Whoever completes the most tickets in this expansion scores 15 bonus points.Īs a variant, you can play Old West with Alvin the Alien. If both endpoints of the route have cities, then the owner of each city scores these points. Whenever a player builds a route that connects to a city owned by another player, the owner of the city claims the points for the route, not the player placing the trains. Only one city marker can be in each city. The first route that a player claims must have this city as one of the route’s two endpoints, and each subsequent route claimed must connect to that player’s existing network.Īfter claiming a route, a player can place one of their remaining cities on either end of that route by discarding a matching pair of train cards. In the Old West half of the expansion, 2-6 players start the game by choosing (in reverse player order) a starting location for one of their three city pieces. At the end of the game, players score their tickets, with bonuses being awarded for longest continuous route and most tickets completed.

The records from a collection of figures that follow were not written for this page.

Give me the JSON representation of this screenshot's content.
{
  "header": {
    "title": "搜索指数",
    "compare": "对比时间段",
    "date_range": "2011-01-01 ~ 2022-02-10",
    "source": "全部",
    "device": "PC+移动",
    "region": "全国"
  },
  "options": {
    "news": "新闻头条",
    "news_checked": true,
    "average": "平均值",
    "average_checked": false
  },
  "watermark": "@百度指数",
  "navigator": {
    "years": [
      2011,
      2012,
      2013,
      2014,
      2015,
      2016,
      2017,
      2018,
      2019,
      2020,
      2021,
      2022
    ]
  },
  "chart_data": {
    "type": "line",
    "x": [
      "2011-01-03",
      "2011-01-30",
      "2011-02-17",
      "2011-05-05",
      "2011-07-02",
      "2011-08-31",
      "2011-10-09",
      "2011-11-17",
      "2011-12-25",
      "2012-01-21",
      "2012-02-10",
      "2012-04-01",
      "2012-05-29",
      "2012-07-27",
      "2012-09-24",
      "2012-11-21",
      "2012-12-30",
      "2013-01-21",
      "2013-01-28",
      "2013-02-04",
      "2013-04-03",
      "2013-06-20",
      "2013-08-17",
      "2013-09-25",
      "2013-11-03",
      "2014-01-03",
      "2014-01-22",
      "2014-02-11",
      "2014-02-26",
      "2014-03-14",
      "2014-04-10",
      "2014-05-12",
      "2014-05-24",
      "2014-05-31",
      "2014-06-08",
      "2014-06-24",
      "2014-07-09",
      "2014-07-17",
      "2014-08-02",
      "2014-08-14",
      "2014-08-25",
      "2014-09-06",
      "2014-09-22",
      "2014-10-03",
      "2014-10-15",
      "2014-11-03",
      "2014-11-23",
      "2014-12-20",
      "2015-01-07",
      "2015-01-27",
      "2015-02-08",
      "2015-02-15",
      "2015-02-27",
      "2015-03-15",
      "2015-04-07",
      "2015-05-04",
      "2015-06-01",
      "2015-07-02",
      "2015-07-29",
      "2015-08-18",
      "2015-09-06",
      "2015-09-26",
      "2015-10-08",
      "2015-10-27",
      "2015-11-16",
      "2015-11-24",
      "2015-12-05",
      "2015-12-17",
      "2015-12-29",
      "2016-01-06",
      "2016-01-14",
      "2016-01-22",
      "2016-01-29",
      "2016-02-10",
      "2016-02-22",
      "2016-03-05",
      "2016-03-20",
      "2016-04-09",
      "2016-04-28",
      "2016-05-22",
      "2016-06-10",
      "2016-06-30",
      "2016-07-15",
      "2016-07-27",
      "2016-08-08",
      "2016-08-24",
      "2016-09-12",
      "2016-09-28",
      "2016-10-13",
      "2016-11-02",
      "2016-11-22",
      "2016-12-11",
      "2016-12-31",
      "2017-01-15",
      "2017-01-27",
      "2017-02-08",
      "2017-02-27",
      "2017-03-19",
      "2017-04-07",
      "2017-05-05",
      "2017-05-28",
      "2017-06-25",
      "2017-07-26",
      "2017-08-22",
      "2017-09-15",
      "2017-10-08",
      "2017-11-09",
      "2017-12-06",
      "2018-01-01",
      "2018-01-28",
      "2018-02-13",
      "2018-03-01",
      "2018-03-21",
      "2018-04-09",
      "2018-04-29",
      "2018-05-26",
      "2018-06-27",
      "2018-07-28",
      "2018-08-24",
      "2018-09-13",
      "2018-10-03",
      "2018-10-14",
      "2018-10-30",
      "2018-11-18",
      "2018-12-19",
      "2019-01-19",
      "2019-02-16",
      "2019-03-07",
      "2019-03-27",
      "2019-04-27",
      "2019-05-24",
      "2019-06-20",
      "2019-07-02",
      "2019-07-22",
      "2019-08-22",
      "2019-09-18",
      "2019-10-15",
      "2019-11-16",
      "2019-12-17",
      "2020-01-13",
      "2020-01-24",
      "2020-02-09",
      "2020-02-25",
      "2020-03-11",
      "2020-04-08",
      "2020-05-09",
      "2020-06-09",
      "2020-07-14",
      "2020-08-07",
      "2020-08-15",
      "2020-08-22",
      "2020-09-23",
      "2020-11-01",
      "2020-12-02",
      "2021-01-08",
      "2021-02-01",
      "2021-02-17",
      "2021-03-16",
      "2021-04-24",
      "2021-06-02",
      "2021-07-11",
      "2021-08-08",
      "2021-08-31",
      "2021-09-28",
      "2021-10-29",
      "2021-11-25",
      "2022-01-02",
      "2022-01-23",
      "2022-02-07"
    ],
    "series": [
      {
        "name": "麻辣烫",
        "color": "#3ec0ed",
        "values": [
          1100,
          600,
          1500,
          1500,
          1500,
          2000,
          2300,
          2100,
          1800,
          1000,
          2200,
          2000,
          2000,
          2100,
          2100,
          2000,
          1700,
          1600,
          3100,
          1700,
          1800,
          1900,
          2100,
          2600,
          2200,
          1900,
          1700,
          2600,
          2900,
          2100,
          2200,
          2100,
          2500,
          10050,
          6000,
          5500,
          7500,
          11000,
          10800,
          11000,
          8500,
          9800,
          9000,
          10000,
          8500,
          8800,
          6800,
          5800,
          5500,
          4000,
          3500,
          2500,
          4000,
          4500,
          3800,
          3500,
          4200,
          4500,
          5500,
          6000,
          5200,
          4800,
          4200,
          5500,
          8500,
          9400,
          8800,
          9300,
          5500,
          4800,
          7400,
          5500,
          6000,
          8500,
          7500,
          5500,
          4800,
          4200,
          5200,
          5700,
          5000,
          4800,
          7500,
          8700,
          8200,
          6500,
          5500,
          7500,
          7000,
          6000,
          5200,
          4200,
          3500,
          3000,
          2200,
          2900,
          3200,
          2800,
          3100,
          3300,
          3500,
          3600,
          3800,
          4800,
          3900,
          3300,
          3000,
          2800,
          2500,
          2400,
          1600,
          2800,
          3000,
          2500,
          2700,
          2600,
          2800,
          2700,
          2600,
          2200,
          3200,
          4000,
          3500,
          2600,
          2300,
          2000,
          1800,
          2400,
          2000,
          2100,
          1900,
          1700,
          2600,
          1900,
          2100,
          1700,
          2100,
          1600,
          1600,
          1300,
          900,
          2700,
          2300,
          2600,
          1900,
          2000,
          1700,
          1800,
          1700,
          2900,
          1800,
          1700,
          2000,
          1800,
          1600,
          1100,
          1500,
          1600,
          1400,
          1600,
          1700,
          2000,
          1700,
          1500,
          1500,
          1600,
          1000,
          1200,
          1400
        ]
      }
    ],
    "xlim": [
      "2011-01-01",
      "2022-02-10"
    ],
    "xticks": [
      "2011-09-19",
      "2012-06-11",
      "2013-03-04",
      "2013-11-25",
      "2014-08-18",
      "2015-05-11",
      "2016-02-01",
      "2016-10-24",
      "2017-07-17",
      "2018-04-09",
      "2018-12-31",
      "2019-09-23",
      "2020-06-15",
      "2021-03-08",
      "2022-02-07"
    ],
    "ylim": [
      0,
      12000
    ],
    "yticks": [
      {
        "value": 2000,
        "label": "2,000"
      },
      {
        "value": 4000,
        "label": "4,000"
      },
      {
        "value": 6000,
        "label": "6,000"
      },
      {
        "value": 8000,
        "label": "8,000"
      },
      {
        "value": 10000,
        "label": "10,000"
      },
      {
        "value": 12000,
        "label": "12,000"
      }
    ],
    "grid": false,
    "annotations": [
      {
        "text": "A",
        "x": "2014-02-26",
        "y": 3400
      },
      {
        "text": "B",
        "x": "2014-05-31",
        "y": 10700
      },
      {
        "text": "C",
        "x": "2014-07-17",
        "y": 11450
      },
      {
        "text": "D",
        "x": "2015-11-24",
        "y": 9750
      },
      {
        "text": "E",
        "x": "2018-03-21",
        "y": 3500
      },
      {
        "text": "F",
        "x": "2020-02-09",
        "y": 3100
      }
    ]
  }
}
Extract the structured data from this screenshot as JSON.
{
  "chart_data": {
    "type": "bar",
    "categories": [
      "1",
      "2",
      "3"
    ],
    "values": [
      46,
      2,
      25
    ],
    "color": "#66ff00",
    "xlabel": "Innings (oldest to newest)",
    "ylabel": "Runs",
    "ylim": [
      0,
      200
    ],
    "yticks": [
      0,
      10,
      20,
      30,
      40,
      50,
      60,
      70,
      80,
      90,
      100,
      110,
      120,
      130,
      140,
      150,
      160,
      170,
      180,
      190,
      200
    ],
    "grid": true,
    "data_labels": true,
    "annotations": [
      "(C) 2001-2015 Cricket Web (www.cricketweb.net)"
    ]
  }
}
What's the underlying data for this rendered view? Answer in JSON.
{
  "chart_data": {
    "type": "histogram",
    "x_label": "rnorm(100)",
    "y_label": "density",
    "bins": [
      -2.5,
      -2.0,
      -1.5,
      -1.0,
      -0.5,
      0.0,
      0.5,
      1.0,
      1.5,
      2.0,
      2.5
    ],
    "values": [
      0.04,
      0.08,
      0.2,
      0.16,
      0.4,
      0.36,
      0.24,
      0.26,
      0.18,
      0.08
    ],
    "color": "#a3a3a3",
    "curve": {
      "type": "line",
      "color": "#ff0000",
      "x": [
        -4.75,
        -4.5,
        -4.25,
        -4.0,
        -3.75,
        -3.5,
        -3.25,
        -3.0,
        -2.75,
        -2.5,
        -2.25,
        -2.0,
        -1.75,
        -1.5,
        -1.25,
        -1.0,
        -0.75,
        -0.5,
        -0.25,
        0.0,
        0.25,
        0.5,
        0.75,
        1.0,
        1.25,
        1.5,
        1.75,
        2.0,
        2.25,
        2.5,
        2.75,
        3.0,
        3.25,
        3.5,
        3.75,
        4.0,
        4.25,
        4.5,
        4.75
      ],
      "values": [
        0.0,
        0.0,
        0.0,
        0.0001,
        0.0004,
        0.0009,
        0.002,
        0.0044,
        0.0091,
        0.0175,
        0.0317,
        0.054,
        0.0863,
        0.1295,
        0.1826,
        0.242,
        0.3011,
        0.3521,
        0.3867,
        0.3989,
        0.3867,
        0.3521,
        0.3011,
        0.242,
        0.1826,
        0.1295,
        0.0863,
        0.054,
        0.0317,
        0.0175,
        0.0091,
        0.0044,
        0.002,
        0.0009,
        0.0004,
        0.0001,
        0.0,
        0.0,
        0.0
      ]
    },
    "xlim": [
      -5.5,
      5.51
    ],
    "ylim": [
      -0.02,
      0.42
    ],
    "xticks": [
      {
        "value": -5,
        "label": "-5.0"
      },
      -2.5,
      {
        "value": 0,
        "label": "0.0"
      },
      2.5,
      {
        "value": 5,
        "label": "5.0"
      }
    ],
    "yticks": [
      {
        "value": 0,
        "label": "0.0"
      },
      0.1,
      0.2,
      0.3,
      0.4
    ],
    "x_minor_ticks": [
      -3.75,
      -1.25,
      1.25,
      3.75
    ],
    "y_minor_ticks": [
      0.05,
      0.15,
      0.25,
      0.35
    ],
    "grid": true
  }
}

(Single-length routes are already colored, and the map contains a number of gray-colored ferry routes.)Multiple track beds on the game board overlap, and once a tile has placed on the board, any track beds crossed by this tile are off-limits and nothing can be built on them. Once you’ve done this, any player can claim that route by discarding the appropriately colored cards from hand, as in any other Ticket to Ride game. In the France half of this expansion, 2-5 players collect train cards and claim routes in order to complete tickets in hand, but most of the tracks on the board aren’t colored! Each time that you draw cards, you must take a colored tile that’s 2-5 train cars long and place that tile on an empty track bed. Passenger train travel in the 1880s generally cost 2-3 cents per mile. Transcontinental (New York to San Francisco) ticket rates as of June 1870 were $136 for first class in a Pullman sleeping car $110 for second class $65 for third or “emigrant” class seats on a bench.Ticket to Ride Map Collection: Volume 6 – France & Old West includes a double-sided game board that features France on one side and the western half of the United States on the other. A ticket from the Mississippi River to California about 1,775 miles which had cost $125 was reduced to $25 or less by 1887.
TICKET TO RIDE OLD WEST FREE
Once the West was free from transportation monopolies, the cost of train fares dropped. For an extra three dollars a day you could also get a sleeping car. Going by train? In 1872 a one-way first class ticket to San Francisco cost $118. It would be another $5.00 if you if you were packing a trunk. For short trips the charge was ten to fifteen cents per mile.Īnother source says 1885 prices. Regardless of class, all had to suffer and endure the lack of sleep, bad food and the elements. A ticket from San Antonio to San Diego cost $200. The cost of a stagecoach ticket for the 2,812-mile journey from Tipton, Missouri to San Francisco was $200 and that didn’t cover meals that cost a dollar. Others like the San Diego-San Antonio Mail, also known as the “Jackass Mail” because the sand dunes west of Yuma required the passengers to leave the coach and ride on the hurricane deck of a mule. First Class got to ride all the way Second Class had to get out and walk on steep grades and Third Class one not only had to walk but push on the hills.

On stagecoaches there usually wasn’t a “First Class,” however some companies did have three classes.